Bio:
Composer John Beall was born in
Belton, Texas, in 1942. He studied composition at Baylor University
with Charles Eakin and Richard Willis completing his studies
there with a master's degree in 1966. During the years 1971-73
Beall completed doctoral study at the Eastman School of Music
where he was a student of Samuel Adler. In 1972 he received
the Louis Lane Prize for his orchestral work, Lament for
Those Lost in the War, and in 1973, the Howard Hanson
Prize for his Concerto for Piano and Wind Orchestra.
Since 1978 Dr. Beall has been Professor of Music and Composer-in-Residence
at West Virginia University. Summers from 1992 to 2004 have
been spent teaching at the Interlochen Center for the Arts
in Michigan where he chaired the program in theory and composition
from 1998 until 2004. He was named Coordinator of Composition
for North Carolina's Brevard Music Center summer program in
2005.
Beall taught at Southwest Texas State University and Eastern
Illinois University before his appointment at West Virginia.
He has received commissions from the National Endowment for the
Arts (two awards), several universities, the West Virginia Music
Teachers Association (Composer of the Year, 1981), Radiological
Consultants Association of West Virginia, and the West Virginia
Symphony Orchestra (two awards). Performances have come from
the Dallas, Rochester, Pittsburgh, and West Virginia Symphonies,
the Bach Choir of Pittsburgh, chamber organizations such as the
Interlochen Faculty Players, Pittsburgh New Music Ensemble, Claremont
Quintet, Laureate Wind Quintet, Rutgers Wind Quintet, Georgia
Wind Quintet, Savannah Wind Quintet, Aeolian Chamber Players,
and various university ensembles and professional soloists.

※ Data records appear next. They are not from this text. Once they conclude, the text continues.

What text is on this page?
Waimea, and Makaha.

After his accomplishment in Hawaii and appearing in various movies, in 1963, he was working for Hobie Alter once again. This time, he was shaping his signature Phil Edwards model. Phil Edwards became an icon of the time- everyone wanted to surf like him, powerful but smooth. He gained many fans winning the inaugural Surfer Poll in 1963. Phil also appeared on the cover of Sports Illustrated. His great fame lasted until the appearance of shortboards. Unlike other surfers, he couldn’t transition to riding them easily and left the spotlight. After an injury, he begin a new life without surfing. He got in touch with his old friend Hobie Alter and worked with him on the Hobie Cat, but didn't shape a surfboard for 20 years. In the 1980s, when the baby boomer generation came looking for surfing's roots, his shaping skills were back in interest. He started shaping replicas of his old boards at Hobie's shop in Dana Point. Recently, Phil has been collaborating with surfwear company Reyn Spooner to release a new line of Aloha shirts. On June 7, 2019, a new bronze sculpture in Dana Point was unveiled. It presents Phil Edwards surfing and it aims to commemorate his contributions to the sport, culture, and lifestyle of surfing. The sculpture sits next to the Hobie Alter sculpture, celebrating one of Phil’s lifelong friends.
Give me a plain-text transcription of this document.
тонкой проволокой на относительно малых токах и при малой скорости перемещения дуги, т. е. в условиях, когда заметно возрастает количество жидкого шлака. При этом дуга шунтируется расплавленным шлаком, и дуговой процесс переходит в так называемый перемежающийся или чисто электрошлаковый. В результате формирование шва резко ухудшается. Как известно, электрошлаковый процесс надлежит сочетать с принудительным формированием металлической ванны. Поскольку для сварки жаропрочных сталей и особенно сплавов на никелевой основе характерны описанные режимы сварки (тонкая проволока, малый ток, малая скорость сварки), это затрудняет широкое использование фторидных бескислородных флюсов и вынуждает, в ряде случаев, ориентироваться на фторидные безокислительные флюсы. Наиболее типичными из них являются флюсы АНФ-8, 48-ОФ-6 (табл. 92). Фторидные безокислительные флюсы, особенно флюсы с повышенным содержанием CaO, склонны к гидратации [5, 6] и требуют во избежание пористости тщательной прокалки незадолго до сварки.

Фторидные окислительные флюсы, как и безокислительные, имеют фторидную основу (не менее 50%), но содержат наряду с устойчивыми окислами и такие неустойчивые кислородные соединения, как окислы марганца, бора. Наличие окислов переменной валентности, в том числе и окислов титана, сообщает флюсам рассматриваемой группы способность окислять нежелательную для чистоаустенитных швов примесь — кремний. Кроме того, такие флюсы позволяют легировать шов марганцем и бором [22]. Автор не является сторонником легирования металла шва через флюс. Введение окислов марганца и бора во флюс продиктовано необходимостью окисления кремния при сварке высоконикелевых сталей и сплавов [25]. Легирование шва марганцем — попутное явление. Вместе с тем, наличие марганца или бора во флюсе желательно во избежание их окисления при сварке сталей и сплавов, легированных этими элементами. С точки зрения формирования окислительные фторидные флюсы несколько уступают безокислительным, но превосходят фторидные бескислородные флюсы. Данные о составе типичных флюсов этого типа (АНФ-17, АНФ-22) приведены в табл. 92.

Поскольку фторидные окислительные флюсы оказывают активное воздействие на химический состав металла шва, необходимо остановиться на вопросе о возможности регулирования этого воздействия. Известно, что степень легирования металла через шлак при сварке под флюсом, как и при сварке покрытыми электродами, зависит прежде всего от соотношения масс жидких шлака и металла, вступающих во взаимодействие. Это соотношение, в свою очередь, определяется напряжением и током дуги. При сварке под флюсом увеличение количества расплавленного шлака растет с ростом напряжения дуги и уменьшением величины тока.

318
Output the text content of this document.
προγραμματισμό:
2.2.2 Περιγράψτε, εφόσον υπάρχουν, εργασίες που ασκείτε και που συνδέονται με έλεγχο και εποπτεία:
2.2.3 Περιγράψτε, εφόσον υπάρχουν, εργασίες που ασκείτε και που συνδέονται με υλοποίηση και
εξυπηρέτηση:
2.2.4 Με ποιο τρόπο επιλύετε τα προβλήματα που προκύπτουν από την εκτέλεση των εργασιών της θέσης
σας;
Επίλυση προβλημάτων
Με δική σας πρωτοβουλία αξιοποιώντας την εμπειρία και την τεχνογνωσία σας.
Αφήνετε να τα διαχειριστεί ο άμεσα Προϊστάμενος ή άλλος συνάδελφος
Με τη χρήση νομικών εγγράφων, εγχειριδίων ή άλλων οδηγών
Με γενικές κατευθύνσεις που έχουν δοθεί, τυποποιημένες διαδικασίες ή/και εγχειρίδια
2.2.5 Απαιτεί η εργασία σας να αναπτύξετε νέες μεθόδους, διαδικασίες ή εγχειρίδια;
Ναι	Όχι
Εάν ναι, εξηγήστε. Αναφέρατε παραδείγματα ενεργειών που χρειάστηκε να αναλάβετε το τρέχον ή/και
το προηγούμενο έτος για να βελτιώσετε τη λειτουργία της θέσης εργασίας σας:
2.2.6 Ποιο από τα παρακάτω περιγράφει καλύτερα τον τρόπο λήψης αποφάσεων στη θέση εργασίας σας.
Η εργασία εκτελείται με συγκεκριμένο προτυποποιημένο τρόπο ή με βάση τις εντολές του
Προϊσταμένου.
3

In 1985 John Beall completed his Symphony No. 1 while
a fellow at the Rockefeller Foundation's Study and Conference
Center at Bellagio, Italy, and at Yaddo, Saratoga Springs,
NY. The work was premiered by the West Virginia University
Symphony Orchestra under Rachael Worby in 1986. In 1990 he
was named Benedum Distinguished Scholar for the Arts and Humanities
by West Virginia University. He is an annual winner of Serious
Music Awards from the American Society of Composers, Authors,
and Publishers (ASCAP). December, 1991, saw the premiere at
WVU of Mr. Beall's Anglican Mass, for large choir,
soloists, organ and orchestra, his largest work to that date.
In 1995 he was named to a Fellowship in Music Composition
by the West Virginia Division of Culture and History in collaboration
with the West Virginia Commission on the Arts. In the fall
of 1997 his first opera, Ethan Frome, to a libretto
by Jack Held adapted from Edith Wharton's novel of the same
name, was premiered as a part of the centennial of the School
of Music at West Virginia University. In 1998 a television
production of the same opera was given its broadcast premiere
over statewide public television. Also in 1998 came the premiere
of the Concerto for Violin and Orchestra for violinist
Stephen Beall. New works since then have included Breakers,
for Flute and Piano (1999), Wondrous Love: Variations
for Viola and Piano (1999), Terra Firma, Trio for
Flute, Violoncello, and Piano (1998-00), and String
Quartet No. 2, "The River", (2000 -2001). Premiered
in 2003 were the Symphony No. 2, "Spruce Knob,"
a commissioned work for the opening of the Clay Center for
the Arts, new home of the West Virginia Symphony Orchestra,
in Charleston, Raven Rock, for the Baylor Symphony
Orchestra at Baylor University, and an orchestral suite drawn
from the opera, Ethan Frome, for the Detroit Civic Orchestra.
The summer of 2004 saw the premiere of the Sonata for
Viola and Piano commissioned (and performed) by Pittsburgh
Symphony Viola Principal, Randolph Kelly. Coming up in the
spring of 2007 will be the premiere of the Double Concerto
for Violin and Contrabass with the United States Marine
Chamber Orchestra.
His compositions enjoy a growing success throughout the United
States, and Western Europe. There are three compact discs
of his music available: two released by Cambria Master Recordings,
and one two-CD box released by the West Virginia University
Press. (See the Recordings page of this website.) .His music
is published by MMB Music, Inc., Carl Fischer, and Southern
Music Co. He is a member of ASCAP, MTNA, SCI (Region III),
and Phi Mu Alpha Sinfonia. His strengths as a composer are
the humanistic warmth -- drama and lyricism -- of his musical
language, and the technical craft with which he applies it.
His style is rather independent, while drawing both on recent
contemporary developments and American folk elements.